TMC issues ultimatum

TMC issues ultimatum

TMC issues ultimatum

In a thinly veiled threat that it could withdraw support to the UPA government, Trinamool Congress on Friday issued a 72-hour ultimatum to the Centre to reverse decisions on diesel price hike, cap on LPG cylinders and FDI in multi-brand retailing.

 “We don’t agree to these decisions. The government will have to reconsider the decisions regarding hike in diesel price, cap of six per annum on LPG cylinders at subsidised rates and FDI in multi-brand retail within 72 hours. We are giving a 72-hour deadline to the Congress to rethink over the decision else our party is ready to take any decision,” Trinamool Congress Rajya Sabha MP Kunal Ghosh  said.

“The Trinamool always stood against any kind of price rise. Mamata Banerjee has repeatedly asked the Centre to take concrete steps to bring back the black money from abroad, but they have not heeded,” he said.

Asked if his party is prepared to withdraw support to the government, Ghosh said, “We are ready to take any kind of decision. We have called an urgent meeting of the parliamentary party on September 18”.

Trinamool All India general secretary Mukul Roy said, “The TMC is opposed to FDI in retail sector. There is no doubt that we are opposing the decision. TMC was not consulted before be it on price hike or FDI in multi-brand retail”.

He said quitting the government is a call for the party as a whole and he could not comment as an individual.

Party leader and West Bengal Chief Minister Mamata Banerjee, when questioned on leaving the government, said: “I would be happy to withdraw support at the very moment.
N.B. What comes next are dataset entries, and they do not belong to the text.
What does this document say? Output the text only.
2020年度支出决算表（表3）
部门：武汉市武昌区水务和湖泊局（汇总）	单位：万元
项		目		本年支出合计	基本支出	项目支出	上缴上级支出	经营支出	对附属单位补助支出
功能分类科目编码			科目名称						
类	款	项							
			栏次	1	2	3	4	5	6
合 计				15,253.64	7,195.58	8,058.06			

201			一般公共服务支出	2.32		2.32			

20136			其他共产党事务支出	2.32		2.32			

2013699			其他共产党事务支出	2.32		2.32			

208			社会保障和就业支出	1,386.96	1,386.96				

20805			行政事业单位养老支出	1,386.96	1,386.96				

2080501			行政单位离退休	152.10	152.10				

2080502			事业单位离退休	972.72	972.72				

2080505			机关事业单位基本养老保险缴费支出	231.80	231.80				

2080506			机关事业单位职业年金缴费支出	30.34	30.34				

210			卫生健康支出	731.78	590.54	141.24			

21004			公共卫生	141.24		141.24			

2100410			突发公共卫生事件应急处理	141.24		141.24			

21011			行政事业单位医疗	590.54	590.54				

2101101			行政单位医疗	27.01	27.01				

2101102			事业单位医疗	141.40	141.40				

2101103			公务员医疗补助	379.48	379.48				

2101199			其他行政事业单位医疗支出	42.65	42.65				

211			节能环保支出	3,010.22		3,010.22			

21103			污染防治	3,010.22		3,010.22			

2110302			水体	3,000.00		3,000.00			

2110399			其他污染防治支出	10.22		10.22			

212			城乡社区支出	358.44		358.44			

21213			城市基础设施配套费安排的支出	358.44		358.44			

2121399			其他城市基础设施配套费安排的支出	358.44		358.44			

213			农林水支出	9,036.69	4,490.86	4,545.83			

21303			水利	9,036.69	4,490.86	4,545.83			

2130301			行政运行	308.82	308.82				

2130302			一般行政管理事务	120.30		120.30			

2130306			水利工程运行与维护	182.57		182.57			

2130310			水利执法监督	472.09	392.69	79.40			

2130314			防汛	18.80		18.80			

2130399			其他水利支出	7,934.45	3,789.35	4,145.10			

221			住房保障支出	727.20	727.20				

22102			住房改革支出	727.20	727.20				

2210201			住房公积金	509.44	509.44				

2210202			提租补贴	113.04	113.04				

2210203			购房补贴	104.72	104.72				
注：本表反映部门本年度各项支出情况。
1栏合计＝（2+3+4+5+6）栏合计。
But if I withdraw the support other parties will come up to support (the government). (Then) they will accuse me of creating instability”.

It is expected that the party will take a final decision on leaving the government at the Parliamentary party’s emergency meeting called on September 18, in which Mamata Banerjee is also expected to be present.

In November, the Union cabinet decided to allow up to 51 percent FDI in multi-brand retail. But the move was kept in abeyance following protests from opposition as well as some of the allies of the ruling United Progressive Alliance.